The diagnostic tool and cost database can be applied to single-species or multispecies fisheries. (Photo: Stockfile / FIS)
New software seeks to end fishery overexploitation
Thursday, August 10, 2017, 22:40 (GMT + 9)
An international group of researchers is developing high-capacity analytical computer software that examines small-scale fisheries and develops a diagnosis that makes it possible to update resources and promote sustainable development.

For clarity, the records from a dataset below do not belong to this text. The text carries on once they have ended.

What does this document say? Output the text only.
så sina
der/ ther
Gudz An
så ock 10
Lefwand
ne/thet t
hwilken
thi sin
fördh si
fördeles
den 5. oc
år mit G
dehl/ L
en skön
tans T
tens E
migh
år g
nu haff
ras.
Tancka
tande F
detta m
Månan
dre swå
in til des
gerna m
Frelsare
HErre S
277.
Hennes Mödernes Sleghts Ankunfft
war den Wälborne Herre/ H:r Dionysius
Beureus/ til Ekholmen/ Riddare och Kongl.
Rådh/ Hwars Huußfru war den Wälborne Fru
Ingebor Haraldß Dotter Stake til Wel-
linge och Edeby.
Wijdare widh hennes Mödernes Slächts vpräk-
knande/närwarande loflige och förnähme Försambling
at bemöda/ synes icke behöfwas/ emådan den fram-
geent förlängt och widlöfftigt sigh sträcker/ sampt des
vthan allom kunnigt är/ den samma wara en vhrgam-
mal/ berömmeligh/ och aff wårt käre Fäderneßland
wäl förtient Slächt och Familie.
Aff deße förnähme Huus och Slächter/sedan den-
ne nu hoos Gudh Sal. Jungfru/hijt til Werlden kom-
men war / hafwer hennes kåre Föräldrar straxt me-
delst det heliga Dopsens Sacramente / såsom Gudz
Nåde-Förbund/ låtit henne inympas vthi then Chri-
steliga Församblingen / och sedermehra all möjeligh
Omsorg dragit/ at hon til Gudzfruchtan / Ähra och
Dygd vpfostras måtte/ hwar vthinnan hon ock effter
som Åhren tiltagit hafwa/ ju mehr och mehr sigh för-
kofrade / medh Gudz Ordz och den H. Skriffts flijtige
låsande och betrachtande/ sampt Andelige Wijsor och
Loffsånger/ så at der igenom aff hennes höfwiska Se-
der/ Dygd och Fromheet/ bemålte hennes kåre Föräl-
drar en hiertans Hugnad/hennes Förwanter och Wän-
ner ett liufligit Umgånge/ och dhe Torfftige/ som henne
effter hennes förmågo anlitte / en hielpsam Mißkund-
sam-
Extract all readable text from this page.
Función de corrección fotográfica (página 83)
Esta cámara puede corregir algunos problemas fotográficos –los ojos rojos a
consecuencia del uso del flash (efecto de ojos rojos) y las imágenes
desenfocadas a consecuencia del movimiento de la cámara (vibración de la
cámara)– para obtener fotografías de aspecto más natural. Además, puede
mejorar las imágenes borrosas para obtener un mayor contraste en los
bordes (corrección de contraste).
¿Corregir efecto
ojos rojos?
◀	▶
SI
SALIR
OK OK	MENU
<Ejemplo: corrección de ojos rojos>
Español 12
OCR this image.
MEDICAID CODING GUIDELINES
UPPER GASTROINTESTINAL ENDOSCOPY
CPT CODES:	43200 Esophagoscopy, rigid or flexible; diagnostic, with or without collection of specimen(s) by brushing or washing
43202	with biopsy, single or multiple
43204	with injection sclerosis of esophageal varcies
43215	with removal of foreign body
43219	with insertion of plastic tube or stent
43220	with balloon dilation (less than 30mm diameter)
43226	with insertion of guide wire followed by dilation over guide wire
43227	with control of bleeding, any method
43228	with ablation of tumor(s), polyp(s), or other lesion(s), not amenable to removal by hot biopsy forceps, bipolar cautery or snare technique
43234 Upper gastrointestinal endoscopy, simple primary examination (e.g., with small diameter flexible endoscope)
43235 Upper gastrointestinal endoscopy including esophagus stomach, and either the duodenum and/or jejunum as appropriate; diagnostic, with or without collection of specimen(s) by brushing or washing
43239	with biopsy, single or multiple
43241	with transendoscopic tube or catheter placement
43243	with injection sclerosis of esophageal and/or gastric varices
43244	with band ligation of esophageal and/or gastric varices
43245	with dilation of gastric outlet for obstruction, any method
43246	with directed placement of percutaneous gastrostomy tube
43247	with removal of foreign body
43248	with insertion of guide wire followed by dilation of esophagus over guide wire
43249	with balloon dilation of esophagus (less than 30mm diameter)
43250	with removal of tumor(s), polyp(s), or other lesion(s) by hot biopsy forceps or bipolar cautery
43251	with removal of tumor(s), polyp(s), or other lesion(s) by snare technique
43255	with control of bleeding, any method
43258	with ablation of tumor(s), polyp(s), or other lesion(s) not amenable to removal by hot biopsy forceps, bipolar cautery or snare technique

The software, called FishPath, evaluates the health of the species from a questionnaire that must be answered by resource managers and that offers a range of options for managers to choose the most appropriate one for their needs.
"FishPath does not say that 'one must perform this option', but it gives one a wide range of options on which one, as an administrator of that resource, should be informed in order to know what would be the best for one’s fishery," told EFE the coordinator of the Gulf of California of The Nature Conservancy, Mariana Walter.
Depending on the chosen option, the software warns a number of "considerations to keep in mind to be carried out".
The new software, which is now at an advanced stage of its development, arises to solve the problem that many fisheries in the world have not been evaluated.
In this sense, Walter argues that most artisanal fisheries do not have access to this type of assessments and, therefore, are unaware of their status.
The tool, which had pilot projects in Mexico, Peru, the United States, Australia and Kenya, began to be developed in 2014 and is scheduled to be published in early 2019.
This software is a collaboration between The Nature Conservancy (TNC), the National Oceanic and Atmospheric Administration of the United States (NOAA), the Science for Nature and People Partnership and the Scientific and Industrial Research Organization of the Confederation of Australia (CSIRO).